What’s happening—not to be mysterious about it any longer—is that I’ve been feeling a powerful urge to let Prince Ram know I’m here.

I realize that this is a classic malady of time-travelers. The compulsion to stand up and shout, “Look at me! Look at me! I’m sitting right here inside your head!” There’s even a name for it, isn’t there? Observer Guilt Syndrome, I think. But knowing that I’m not the first one to experience this doesn’t make it any easier for me.

The thing is that I have now spent several weeks observing-Prince Ram at the closest possible range. I feel closer to him than any friend or wife could ever be. I know which side of his mouth he prefers to chew his food on, which god’s name he takes in vain when he stubs his toe, and the details of the really nasty trick he pulled on his kid brother when he was nine years old. (And which he still feels guilty about, although Prince Caiminor was only four at the time and probably doesn’t remember a thing.)

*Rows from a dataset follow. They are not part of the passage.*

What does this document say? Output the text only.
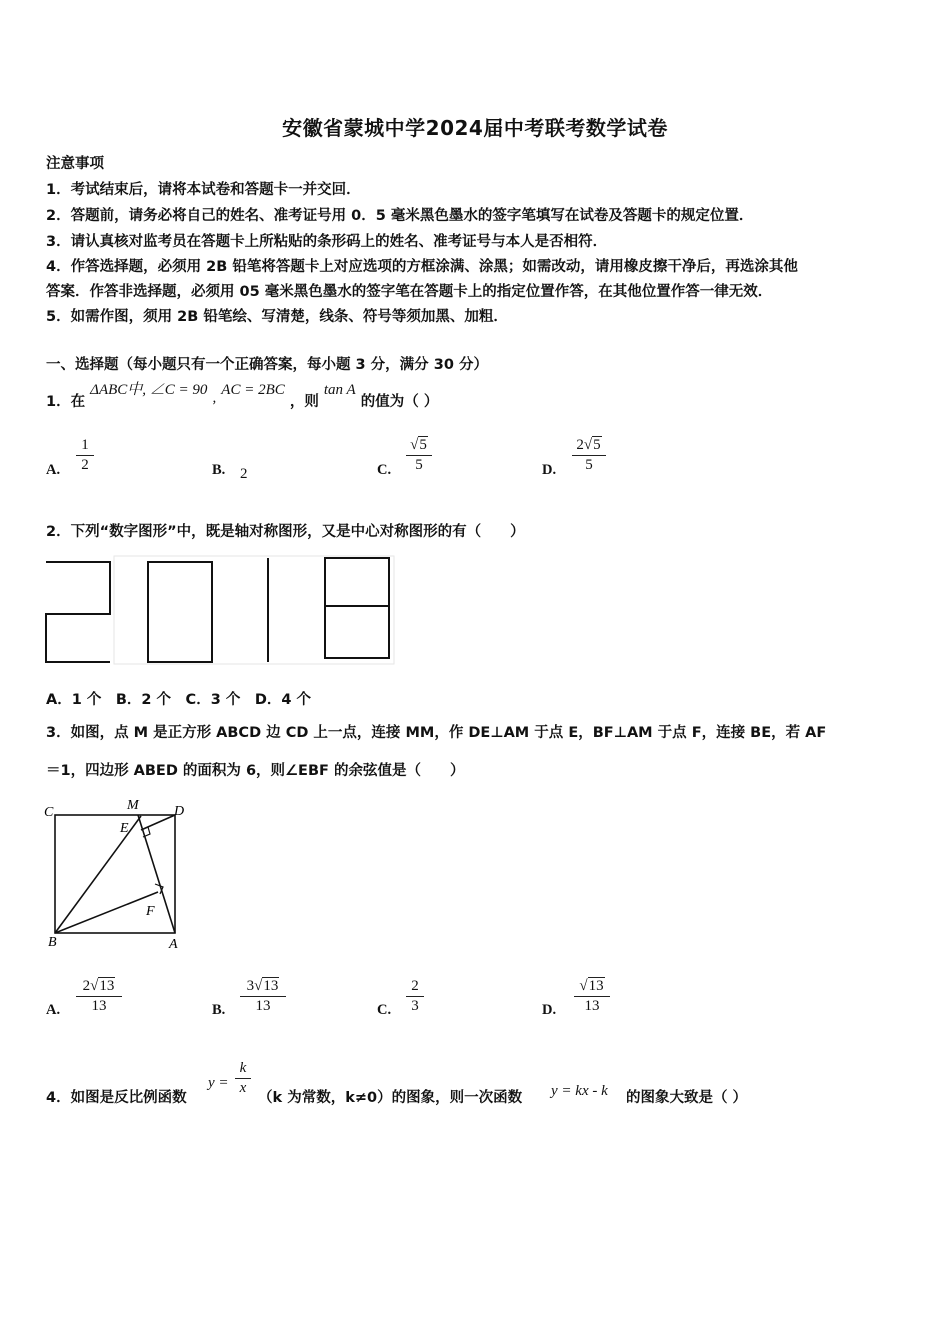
安徽省蒙城中学2024届中考联考数学试卷
注意事项
1．考试结束后，请将本试卷和答题卡一并交回．
2．答题前，请务必将自己的姓名、准考证号用 0．5 毫米黑色墨水的签字笔填写在试卷及答题卡的规定位置．
3．请认真核对监考员在答题卡上所粘贴的条形码上的姓名、准考证号与本人是否相符．
4．作答选择题，必须用 2B 铅笔将答题卡上对应选项的方框涂满、涂黑；如需改动，请用橡皮擦干净后，再选涂其他
答案．作答非选择题，必须用 05 毫米黑色墨水的签字笔在答题卡上的指定位置作答，在其他位置作答一律无效．
5．如需作图，须用 2B 铅笔绘、写清楚，线条、符号等须加黑、加粗．
一、选择题（每小题只有一个正确答案，每小题 3 分，满分 30 分）
1．在 ΔABC中, ∠C = 90 , AC = 2BC ，则 tan A 的值为（ ）
A.
1
2	B. 2	C.
√5
5	D.
2√5
5
2．下列“数字图形”中，既是轴对称图形，又是中心对称图形的有（　　）
A．1 个　B．2 个　C．3 个　D．4 个
3．如图，点 M 是正方形 ABCD 边 CD 上一点，连接 MM，作 DE⊥AM 于点 E，BF⊥AM 于点 F，连接 BE，若 AF
＝1，四边形 ABED 的面积为 6，则∠EBF 的余弦值是（　　）
C	M	D
E
F
B	A
A.
2√13
13	B.
3√13
13	C.
2
3	D.
√13
13
4．如图是反比例函数
y =
k
x
（k 为常数，k≠0）的图象，则一次函数 y = kx - k 的图象大致是（ ）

All this is producing the predictable Observer Guilt reactions in me. Maybe you’re feeling a little of it yourself. I talked about this a few letters back—when I compared being an observer to being a spy, and said that it felt a little ugly. But it’s starting to seem like something a lot worse than spying, now. It feels like being a Peeping Tom. A spy, at least, is serving his country. Peeping Toms are simply slimy.

I know, Lora, I know, I know. I’m serving the cause of knowledge by doing what I’m doing. And my training is supposed to help me get past these expectable feelings of guilt and shame.